I continually see comments on this forum about sectional density being some kind of a predictor of terminal bullet performance. Such as a 140g 6.5 bullet providing better penetration than a 140g .277 bullet, and therefore being superior on big game. As the SD is no more than weight divided by the square of the diameter, I can grasp how a non-deforming solid of minimally higher SD would out-penetrate a bullet with a lesser SD...in theory. But since the vast majority of hunting appropriate bullets expand in a manner much more determined by what they hit than what they looked like getting there, how can small differences in SD even be quantified in terms of actual penetration? Seems to me the unpredictable differences in expanded diameter when contacting hide/meat/bone, especially when squared, instantly obviate any theoretical advantage the higher SD bullet might have had. Sure, I can see how a doubling of SD would predict better penetration, all other things being equal, but a few ticks three places to the right of the decimal point? Has anyone demonstrated - in a repeatable manner - that slight increases in SD, with equal expanding bullets, equate to more penetration IN something? At a given velocity and bullet construction, I'd guess bullet weight means more to penetration than SD.
You can't look at sectional density and say purely from this that one specific expanding bullet will penetrate more than another. Even in the same product line (eg Nosler Ballistic Tip, Sierra Gameking, etc) bullets of different weight or caliber can have big differences in their construction. If everything is equal then higher SD equalling more penetration is true in theory, but everything being equal is rare.

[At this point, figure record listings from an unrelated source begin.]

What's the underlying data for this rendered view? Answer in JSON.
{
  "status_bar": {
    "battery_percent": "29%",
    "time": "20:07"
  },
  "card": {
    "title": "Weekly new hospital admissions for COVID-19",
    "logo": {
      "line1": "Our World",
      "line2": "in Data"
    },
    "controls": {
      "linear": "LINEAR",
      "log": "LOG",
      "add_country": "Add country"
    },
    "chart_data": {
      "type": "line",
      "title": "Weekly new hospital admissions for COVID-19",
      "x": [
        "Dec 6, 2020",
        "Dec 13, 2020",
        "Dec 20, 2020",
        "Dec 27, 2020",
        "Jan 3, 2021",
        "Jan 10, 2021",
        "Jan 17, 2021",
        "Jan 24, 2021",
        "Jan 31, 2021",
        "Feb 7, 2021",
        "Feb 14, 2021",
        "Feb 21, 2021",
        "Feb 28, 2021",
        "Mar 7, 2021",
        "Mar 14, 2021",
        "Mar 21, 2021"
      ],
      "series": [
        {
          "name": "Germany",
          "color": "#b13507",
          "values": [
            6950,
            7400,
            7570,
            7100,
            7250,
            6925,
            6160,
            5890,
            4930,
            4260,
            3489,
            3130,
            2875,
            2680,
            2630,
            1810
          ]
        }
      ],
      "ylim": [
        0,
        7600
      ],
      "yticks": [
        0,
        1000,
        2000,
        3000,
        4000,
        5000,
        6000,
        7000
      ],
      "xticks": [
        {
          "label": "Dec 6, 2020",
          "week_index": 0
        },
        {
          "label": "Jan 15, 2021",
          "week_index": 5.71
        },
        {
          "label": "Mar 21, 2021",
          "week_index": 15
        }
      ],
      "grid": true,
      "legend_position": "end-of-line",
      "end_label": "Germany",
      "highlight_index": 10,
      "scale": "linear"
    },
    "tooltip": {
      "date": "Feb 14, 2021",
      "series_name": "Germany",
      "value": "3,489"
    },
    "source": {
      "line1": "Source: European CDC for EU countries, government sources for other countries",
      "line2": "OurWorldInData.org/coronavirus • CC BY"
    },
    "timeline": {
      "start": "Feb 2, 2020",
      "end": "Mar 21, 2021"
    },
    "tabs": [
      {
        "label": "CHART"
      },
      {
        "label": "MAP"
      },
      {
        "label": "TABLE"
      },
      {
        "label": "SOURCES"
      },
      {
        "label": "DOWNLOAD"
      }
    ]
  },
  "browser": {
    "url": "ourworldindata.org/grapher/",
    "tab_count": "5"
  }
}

People also forget that SD changes as soon as your bullet hits something. A 180 gr .308" bullet has twice the SD of a Brenneke slug. But as soon as that bullet expands and sheds weight, that SD could be reduced to one-sixth of the original value. How does it compare to the Brenneke slug then?
One advantage SD gives every time is in helping out with the ballistic coefficient, a good one which consists of two things working together: the SD and the shape.